Even though Fabian would have heard Bones, he didn’t offer up any information on the topic.
Just continued to look at me with an eager expression.
I sighed, thinking Ghost Dominatrix probably fit me better than Ghost Whisperer with my new condition.

 

“Fabian, if I wanted to try to keep ghosts from following me everywhere, what could I use?”

 

He looked worried. “You want to get rid of me?”

 

“No, of course not,” I replied, mentally cursing Marie once more. “You’ll always have a home with us; I told you that. This is only for a short time until the situation with
Apollyon
is fixed. You need to get back to Dave in the meantime, anyway.
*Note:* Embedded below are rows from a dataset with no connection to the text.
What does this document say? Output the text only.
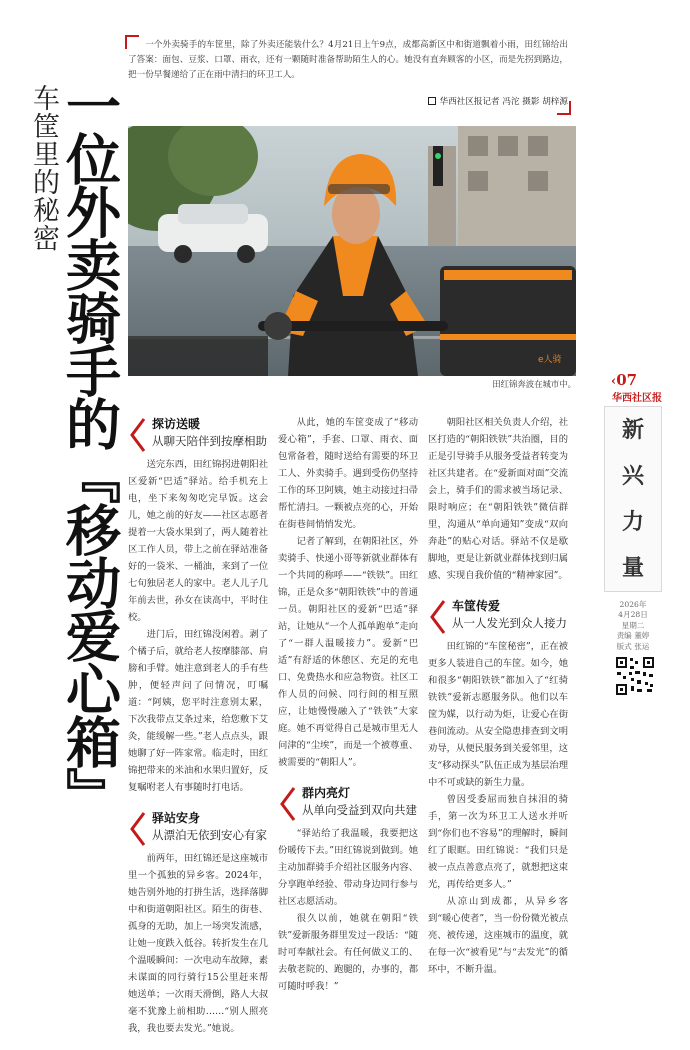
一个外卖骑手的车筐里，除了外卖还能装什么？4月21日上午9点，成都高新区中和街道飘着小雨，田红锦给出了答案：面包、豆浆、口罩、雨衣，还有一颗随时准备帮助陌生人的心。她没有直奔顾客的小区，而是先拐到路边，把一份早餐递给了正在雨中清扫的环卫工人。

华西社区报记者 冯沱 摄影 胡梓源
车筐里的秘密
一位外卖骑手的『移动爱心箱』	e人骑
田红锦奔波在城市中。
探访送暖
从聊天陪伴到按摩相助

送完东西，田红锦拐进朝阳社区爱新“巴适”驿站。给手机充上电，坐下来匆匆吃完早饭。这会儿，她之前的好友——社区志愿者提着一大袋水果到了，两人随着社区工作人员，带上之前在驿站准备好的一袋米、一桶油，来到了一位七旬独居老人的家中。老人儿子几年前去世，孙女在读高中，平时住校。

进门后，田红锦没闲着。剥了个橘子后，就给老人按摩膝部、肩膀和手臂。她注意到老人的手有些肿，便轻声问了问情况，叮嘱道：“阿姨，您平时注意别太累，下次我带点艾条过来，给您敷下艾灸，能缓解一些。”老人点点头，跟她聊了好一阵家常。临走时，田红锦把带来的米油和水果归置好，反复嘱咐老人有事随时打电话。

驿站安身
从漂泊无依到安心有家

前两年，田红锦还是这座城市里一个孤独的异乡客。2024年，她告别外地的打拼生活，选择落脚中和街道朝阳社区。陌生的街巷、孤身的无助，加上一场突发流感，让她一度跌入低谷。转折发生在几个温暖瞬间：一次电动车故障，素未谋面的同行骑行15公里赶来帮她送单；一次雨天滑倒，路人大叔毫不犹豫上前相助……“别人照亮我，我也要去发光。”她说。

从此，她的车筐变成了“移动爱心箱”，手套、口罩、雨衣、面包常备着，随时送给有需要的环卫工人、外卖骑手。遇到受伤仍坚持工作的环卫阿姨，她主动接过扫帚帮忙清扫。一颗被点亮的心，开始在街巷间悄悄发光。

记者了解到，在朝阳社区，外卖骑手、快递小哥等新就业群体有一个共同的称呼——“铁铁”。田红锦，正是众多“朝阳铁铁”中的普通一员。朝阳社区的爱新“巴适”驿站，让她从“一个人孤单跑单”走向了“一群人温暖接力”。爱新“巴适”有舒适的休憩区、充足的充电口、免费热水和应急物资。社区工作人员的问候、同行间的相互照应，让她慢慢融入了“铁铁”大家庭。她不再觉得自己是城市里无人问津的“尘埃”，而是一个被尊重、被需要的“朝阳人”。

群内亮灯
从单向受益到双向共建

“驿站给了我温暖，我要把这份暖传下去。”田红锦说到做到。她主动加群骑手介绍社区服务内容、分享跑单经验、带动身边同行参与社区志愿活动。

很久以前，她就在朝阳“铁铁”爱新服务群里发过一段话：“随时可奉献社会。有任何做义工的、去敬老院的、跑腿的，办事的，都可随时呼我！”

朝阳社区相关负责人介绍，社区打造的“朝阳铁铁”共治圈，目的正是引导骑手从服务受益者转变为社区共建者。在“爱新面对面”交流会上，骑手们的需求被当场记录、限时响应；在“朝阳铁铁”微信群里，沟通从“单向通知”变成“双向奔赴”的贴心对话。驿站不仅是歇脚地，更是让新就业群体找到归属感、实现自我价值的“精神家园”。

车筐传爱
从一人发光到众人接力

田红锦的“车筐秘密”，正在被更多人装进自己的车筐。如今，她和很多“朝阳铁铁”都加入了“红骑铁铁”爱新志愿服务队。他们以车筐为媒，以行动为炬，让爱心在街巷间流动。从安全隐患排查到文明劝导，从便民服务到关爱邻里，这支“移动探头”队伍正成为基层治理中不可或缺的新生力量。

曾因受委屈而独自抹泪的骑手，第一次为环卫工人送水并听到“你们也不容易”的理解时，瞬间红了眼眶。田红锦说：“我们只是被一点点善意点亮了，就想把这束光，再传给更多人。”

从凉山到成都，从异乡客到“暖心使者”，当一份份微光被点亮、被传递，这座城市的温度，就在每一次“被看见”与“去发光”的循环中，不断升温。

‹07
华西社区报
新
兴
力
量
2026年
4月28日
星期二
责编 董婷
版式 张运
He’s in danger without you.”

 

I assuaged my conscience by reminding myself that Fabian had agreed to accompany Dave before, when he had control over his own actions. This wasn’t ordering him to do something against his will; it was just sticking to the plan.

 

I still felt like a heel.

 

“Ah, I understand,” Fabian said, smiling again as he stroked one of his sideburns in contemplation. “I can think of two things that, when combined, are hard for many ghosts to be near because they make the air feel bad. One of those is garlic. Not just a few cloves, but many.”

 

My mouth sagged at the irony. The plant most fabled to repel vampires was actually part of a
ghost’s
kryptonite?

 

“The other is the plant some people smoke,” Fabian went on. “When large quantities of that and garlic are present in close proximity, most ghosts can barely stand to be near it.”